Quel est le principe en matière d’exécution des décisions de justice ?
Une décision de justice peut tout d’abord être exécutée spontanément par le débiteur, ce qui est la solution idéale. En l’absence d’une telle exécution spontanée, il convient de vérifier si sont remplies les conditions pour que la décision soit susceptible d’exécution forcée (laquelle consiste par exemple en une expulsion, le cas échéant avec le concours de la force publique, ou encore en une saisie-attribution en compte bancaire si le débiteur n’honore pas la dette au paiement de laquelle il a été condamné…). Pour qu’une exécution forcée soit possible, il faut que la décision de justice ait la force exécutoire, laquelle est attribuée 1° aux jugements passés en force de chose jugée (c’est-à-dire qui ne sont pas ou plus susceptibles d’un recours suspensif d’exécution : appel ou opposition, C. pr. civ., art. 500), et 2° aux jugements qui, même susceptibles ou frappés d’appel ou d’opposition, bénéficient de l’exécution provisoire. Ceci découle de l’article 501 du Code de procédure civile, qui dispose que « Le jugement est exécutoire, sous les conditions qui suivent, à partir du moment où il passe en force de chose jugée à moins que le débiteur ne bénéficie d'un délai de grâce ou le créancier de l'exécution provisoire ». La force exécutoire suppose également que le jugement ait été revêtu de la formule exécutoire et qu’il ait été notifié de façon régulière (C. pr. civ., art. 502 et 503).
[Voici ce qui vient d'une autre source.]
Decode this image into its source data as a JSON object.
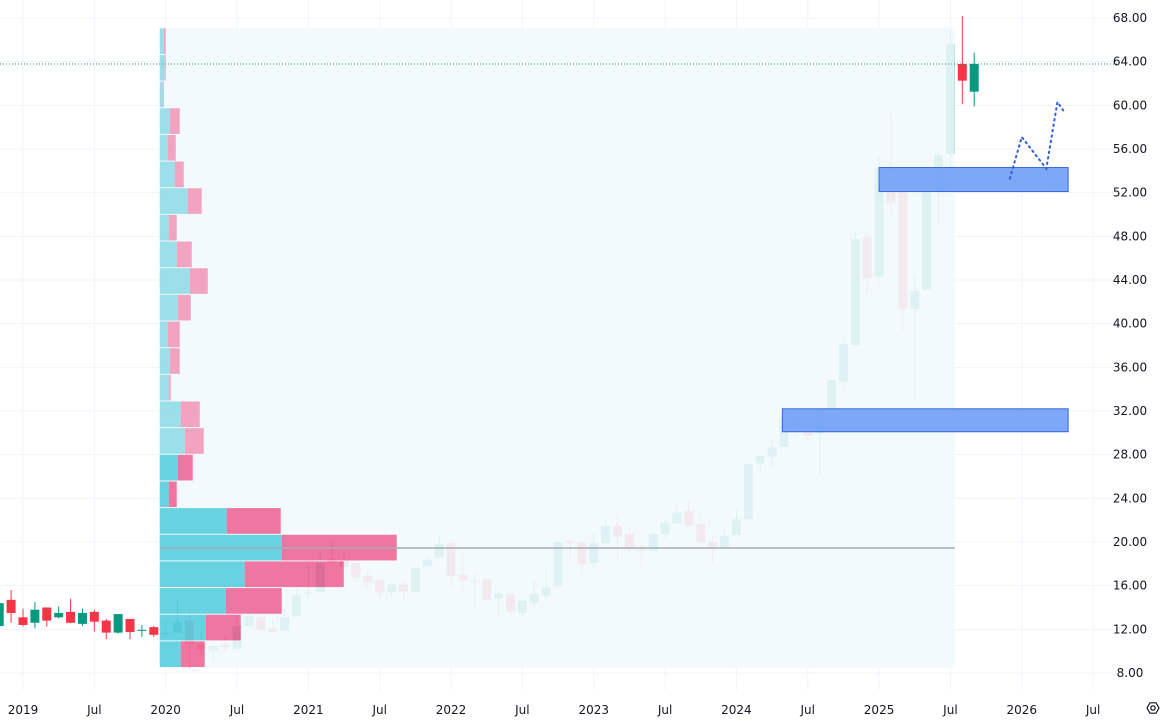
{
  "chart_data": {
    "type": "candlestick",
    "interval": "monthly",
    "ylim": [
      8,
      68
    ],
    "y_ticks": [
      "8.00",
      "12.00",
      "16.00",
      "20.00",
      "24.00",
      "28.00",
      "32.00",
      "36.00",
      "40.00",
      "44.00",
      "48.00",
      "52.00",
      "56.00",
      "60.00",
      "64.00",
      "68.00"
    ],
    "x_ticks": [
      {
        "date": "2019-01",
        "label": "2019"
      },
      {
        "date": "2019-07",
        "label": "Jul"
      },
      {
        "date": "2020-01",
        "label": "2020"
      },
      {
        "date": "2020-07",
        "label": "Jul"
      },
      {
        "date": "2021-01",
        "label": "2021"
      },
      {
        "date": "2021-07",
        "label": "Jul"
      },
      {
        "date": "2022-01",
        "label": "2022"
      },
      {
        "date": "2022-07",
        "label": "Jul"
      },
      {
        "date": "2023-01",
        "label": "2023"
      },
      {
        "date": "2023-07",
        "label": "Jul"
      },
      {
        "date": "2024-01",
        "label": "2024"
      },
      {
        "date": "2024-07",
        "label": "Jul"
      },
      {
        "date": "2025-01",
        "label": "2025"
      },
      {
        "date": "2025-07",
        "label": "Jul"
      },
      {
        "date": "2026-01",
        "label": "2026"
      },
      {
        "date": "2026-07",
        "label": "Jul"
      }
    ],
    "grid": true,
    "colors": {
      "up": "#089981",
      "down": "#f23645",
      "zone_fill": "#75a3f6",
      "zone_border": "#3566d6",
      "projection": "#2f5fd6",
      "poc_line": "#a8abb3",
      "last_price_line": "#22998a",
      "profile_bg": "#f2fafd",
      "profile_up": "#5bcfe0",
      "profile_down": "#ee6b98",
      "profile_up_light": "#92dde8",
      "profile_down_light": "#f19cbb"
    },
    "candles_ohlc": [
      [
        "2018-11",
        12.3,
        14.6,
        12.2,
        14.4
      ],
      [
        "2018-12",
        14.7,
        15.6,
        12.6,
        13.5
      ],
      [
        "2019-01",
        13.1,
        13.9,
        12.25,
        12.4
      ],
      [
        "2019-02",
        12.6,
        14.5,
        12.1,
        13.8
      ],
      [
        "2019-03",
        14.0,
        14.0,
        12.25,
        12.8
      ],
      [
        "2019-04",
        13.1,
        14.1,
        13.0,
        13.5
      ],
      [
        "2019-05",
        13.6,
        14.8,
        12.55,
        12.6
      ],
      [
        "2019-06",
        12.5,
        13.9,
        12.3,
        13.5
      ],
      [
        "2019-07",
        13.6,
        13.8,
        11.8,
        12.7
      ],
      [
        "2019-08",
        12.8,
        12.95,
        11.1,
        11.7
      ],
      [
        "2019-09",
        11.7,
        13.4,
        11.6,
        13.4
      ],
      [
        "2019-10",
        12.95,
        12.95,
        11.1,
        11.75
      ],
      [
        "2019-11",
        11.9,
        12.4,
        11.3,
        11.95
      ],
      [
        "2019-12",
        12.2,
        12.3,
        11.3,
        11.5
      ],
      [
        "2020-01",
        11.6,
        12.8,
        11.3,
        11.65
      ],
      [
        "2020-02",
        11.7,
        14.7,
        11.7,
        12.65
      ],
      [
        "2020-03",
        12.8,
        13.6,
        8.45,
        10.7
      ],
      [
        "2020-04",
        10.6,
        11.7,
        9.65,
        10.2
      ],
      [
        "2020-05",
        10.05,
        10.9,
        9.05,
        10.5
      ],
      [
        "2020-06",
        10.6,
        11.3,
        9.95,
        10.35
      ],
      [
        "2020-07",
        10.2,
        13.3,
        10.2,
        12.3
      ],
      [
        "2020-08",
        12.3,
        13.4,
        12.3,
        13.2
      ],
      [
        "2020-09",
        13.1,
        13.2,
        11.6,
        11.95
      ],
      [
        "2020-10",
        12.1,
        12.95,
        11.6,
        11.75
      ],
      [
        "2020-11",
        11.85,
        13.9,
        11.8,
        13.1
      ],
      [
        "2020-12",
        13.2,
        15.7,
        13.2,
        15.15
      ],
      [
        "2021-01",
        15.3,
        17.9,
        14.75,
        15.4
      ],
      [
        "2021-02",
        15.4,
        19.1,
        15.4,
        18.05
      ],
      [
        "2021-03",
        18.4,
        20.1,
        17.75,
        18.1
      ],
      [
        "2021-04",
        18.3,
        19.3,
        17.5,
        17.75
      ],
      [
        "2021-05",
        18.05,
        18.05,
        16.4,
        16.75
      ],
      [
        "2021-06",
        16.9,
        17.4,
        15.75,
        16.3
      ],
      [
        "2021-07",
        16.5,
        16.6,
        14.85,
        15.4
      ],
      [
        "2021-08",
        15.4,
        16.3,
        15.0,
        16.1
      ],
      [
        "2021-09",
        16.1,
        16.5,
        14.6,
        15.45
      ],
      [
        "2021-10",
        15.45,
        17.6,
        15.45,
        17.6
      ],
      [
        "2021-11",
        17.75,
        18.7,
        17.75,
        18.35
      ],
      [
        "2021-12",
        18.55,
        20.6,
        18.5,
        19.8
      ],
      [
        "2022-01",
        19.9,
        20.1,
        15.9,
        16.9
      ],
      [
        "2022-02",
        16.98,
        19.06,
        15.45,
        16.46
      ],
      [
        "2022-03",
        16.4,
        17.2,
        14.14,
        16.45
      ],
      [
        "2022-04",
        16.6,
        16.7,
        14.7,
        14.7
      ],
      [
        "2022-05",
        14.8,
        15.5,
        13.0,
        15.3
      ],
      [
        "2022-06",
        15.24,
        15.4,
        13.3,
        13.62
      ],
      [
        "2022-07",
        13.47,
        14.7,
        13.2,
        14.6
      ],
      [
        "2022-08",
        14.45,
        16.43,
        13.77,
        15.3
      ],
      [
        "2022-09",
        15.06,
        17.6,
        14.84,
        15.85
      ],
      [
        "2022-10",
        16.0,
        20.1,
        15.67,
        19.97
      ],
      [
        "2022-11",
        20.1,
        20.2,
        18.1,
        19.95
      ],
      [
        "2022-12",
        19.97,
        19.97,
        17.04,
        17.96
      ],
      [
        "2023-01",
        18.05,
        20.8,
        17.74,
        19.88
      ],
      [
        "2023-02",
        19.88,
        22.17,
        19.88,
        21.47
      ],
      [
        "2023-03",
        21.47,
        22.5,
        18.5,
        20.49
      ],
      [
        "2023-04",
        20.74,
        21.47,
        19.2,
        19.42
      ],
      [
        "2023-05",
        19.3,
        19.82,
        17.68,
        19.25
      ],
      [
        "2023-06",
        19.21,
        21.0,
        19.21,
        20.74
      ],
      [
        "2023-07",
        20.7,
        22.17,
        20.3,
        21.77
      ],
      [
        "2023-08",
        21.7,
        23.5,
        21.7,
        22.7
      ],
      [
        "2023-09",
        22.84,
        23.85,
        21.3,
        21.5
      ],
      [
        "2023-10",
        21.65,
        22.5,
        19.67,
        19.94
      ],
      [
        "2023-11",
        19.97,
        20.55,
        18.1,
        19.48
      ],
      [
        "2023-12",
        19.48,
        21.16,
        19.48,
        20.6
      ],
      [
        "2024-01",
        20.64,
        23.1,
        20.64,
        22.08
      ],
      [
        "2024-02",
        22.08,
        27.3,
        22.08,
        27.15
      ],
      [
        "2024-03",
        27.2,
        28.07,
        26.66,
        27.88
      ],
      [
        "2024-04",
        27.82,
        29.4,
        26.75,
        28.67
      ],
      [
        "2024-05",
        28.7,
        32.2,
        28.7,
        31.3
      ],
      [
        "2024-06",
        31.54,
        31.8,
        29.59,
        30.57
      ],
      [
        "2024-07",
        30.96,
        32.15,
        29.13,
        29.74
      ],
      [
        "2024-08",
        29.95,
        32.15,
        25.9,
        32.15
      ],
      [
        "2024-09",
        31.95,
        34.85,
        31.2,
        34.85
      ],
      [
        "2024-10",
        34.7,
        38.66,
        33.93,
        38.14
      ],
      [
        "2024-11",
        38.05,
        48.4,
        38.0,
        47.76
      ],
      [
        "2024-12",
        47.9,
        48.4,
        42.8,
        44.16
      ],
      [
        "2025-01",
        44.3,
        55.3,
        43.4,
        54.3
      ],
      [
        "2025-02",
        52.6,
        59.2,
        49.8,
        51.09
      ],
      [
        "2025-03",
        52.34,
        52.9,
        39.36,
        41.35
      ],
      [
        "2025-04",
        41.32,
        44.37,
        32.86,
        43.0
      ],
      [
        "2025-05",
        43.09,
        53.5,
        43.09,
        52.4
      ],
      [
        "2025-06",
        52.15,
        55.6,
        49.1,
        55.45
      ],
      [
        "2025-07",
        55.55,
        66.9,
        53.2,
        65.62
      ],
      [
        "2025-08",
        63.79,
        68.18,
        60.1,
        62.26
      ],
      [
        "2025-09",
        61.25,
        64.83,
        59.9,
        63.79
      ]
    ],
    "last_price": 63.79,
    "zones": [
      {
        "from": "2025-01",
        "to": "2026-04-28",
        "low": 52.1,
        "high": 54.3
      },
      {
        "from": "2024-04-27",
        "to": "2026-04-28",
        "low": 30.1,
        "high": 32.2
      }
    ],
    "projection_path": [
      [
        "2025-12-01",
        53.3
      ],
      [
        "2026-01-01",
        57.1
      ],
      [
        "2026-03-03",
        54.2
      ],
      [
        "2026-04-01",
        60.3
      ],
      [
        "2026-04-20",
        59.3
      ]
    ],
    "volume_profile": {
      "from": "2019-12-16",
      "to": "2025-07-12",
      "low": 8.5,
      "high": 67.1,
      "poc_price": 19.45,
      "value_area_rows": 8,
      "rows_bottom_to_top": [
        [
          21,
          24
        ],
        [
          46,
          35
        ],
        [
          66,
          56
        ],
        [
          85,
          99
        ],
        [
          122,
          115
        ],
        [
          67,
          54
        ],
        [
          9,
          8
        ],
        [
          18,
          15
        ],
        [
          25,
          19
        ],
        [
          21,
          19
        ],
        [
          9,
          2
        ],
        [
          10,
          10
        ],
        [
          8,
          12
        ],
        [
          18,
          13
        ],
        [
          30,
          18
        ],
        [
          17,
          15
        ],
        [
          9,
          8
        ],
        [
          28,
          14
        ],
        [
          15,
          9
        ],
        [
          8,
          8
        ],
        [
          10,
          10
        ],
        [
          3,
          1
        ],
        [
          5,
          1
        ],
        [
          4,
          2
        ]
      ]
    }
  }
}
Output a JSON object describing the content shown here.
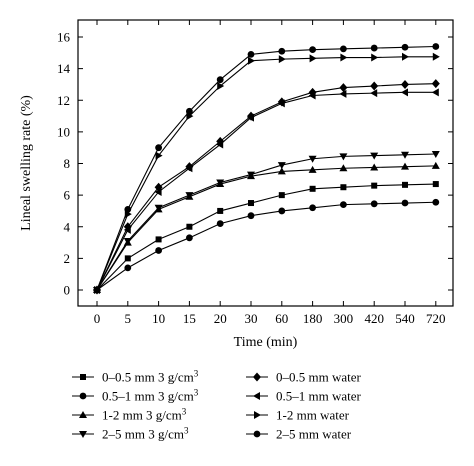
{
  "chart_data": {
    "type": "line",
    "title": "",
    "xlabel": "Time (min)",
    "ylabel": "Lineal swelling rate (%)",
    "x": [
      "0",
      "5",
      "10",
      "15",
      "20",
      "30",
      "60",
      "180",
      "300",
      "420",
      "540",
      "720"
    ],
    "ylim": [
      0,
      16
    ],
    "yticks": [
      "0",
      "2",
      "4",
      "6",
      "8",
      "10",
      "12",
      "14",
      "16"
    ],
    "grid": false,
    "legend_position": "bottom",
    "series": [
      {
        "name": "0–0.5 mm 3 g/cm",
        "sup": "3",
        "marker": "square",
        "values": [
          0,
          2.0,
          3.2,
          4.0,
          5.0,
          5.5,
          6.0,
          6.4,
          6.5,
          6.6,
          6.65,
          6.7
        ]
      },
      {
        "name": "0.5–1 mm 3 g/cm",
        "sup": "3",
        "marker": "circle",
        "values": [
          0,
          1.4,
          2.5,
          3.3,
          4.2,
          4.7,
          5.0,
          5.2,
          5.4,
          5.45,
          5.5,
          5.55
        ]
      },
      {
        "name": "1-2 mm 3 g/cm",
        "sup": "3",
        "marker": "triangle-up",
        "values": [
          0,
          3.0,
          5.1,
          5.9,
          6.7,
          7.2,
          7.5,
          7.6,
          7.7,
          7.75,
          7.8,
          7.85
        ]
      },
      {
        "name": "2–5 mm 3 g/cm",
        "sup": "3",
        "marker": "triangle-down",
        "values": [
          0,
          3.1,
          5.2,
          6.0,
          6.8,
          7.3,
          7.9,
          8.3,
          8.45,
          8.5,
          8.55,
          8.6
        ]
      },
      {
        "name": "0–0.5 mm water",
        "sup": "",
        "marker": "diamond",
        "values": [
          0,
          4.0,
          6.5,
          7.8,
          9.4,
          11.0,
          11.9,
          12.5,
          12.8,
          12.9,
          13.0,
          13.05
        ]
      },
      {
        "name": "0.5–1 mm water",
        "sup": "",
        "marker": "triangle-left",
        "values": [
          0,
          3.8,
          6.2,
          7.7,
          9.2,
          10.9,
          11.8,
          12.3,
          12.4,
          12.45,
          12.5,
          12.5
        ]
      },
      {
        "name": "1-2 mm water",
        "sup": "",
        "marker": "triangle-right",
        "values": [
          0,
          4.8,
          8.5,
          11.0,
          12.9,
          14.5,
          14.6,
          14.65,
          14.7,
          14.7,
          14.75,
          14.75
        ]
      },
      {
        "name": "2–5 mm water",
        "sup": "",
        "marker": "circle",
        "values": [
          0,
          5.1,
          9.0,
          11.3,
          13.3,
          14.9,
          15.1,
          15.2,
          15.25,
          15.3,
          15.35,
          15.4
        ]
      }
    ]
  }
}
Qu’est-ce l’exécution provisoire des jugements des TJ ?
L’exécution provisoire se définit comme un bénéfice permettant au plaideur gagnant en première instance d’exécuter le jugement dès sa signification malgré l’effet suspensif du délai des voies de recours ordinaire ou de leur exercice. Cet effet suspensif des voies de recours ordinaires (appel et opposition) est énoncé à l’article 539 du Code de procédure civile (« Le délai de recours par une voie ordinaire suspend l'exécution du jugement. Le recours exercé dans le délai est également suspensif »).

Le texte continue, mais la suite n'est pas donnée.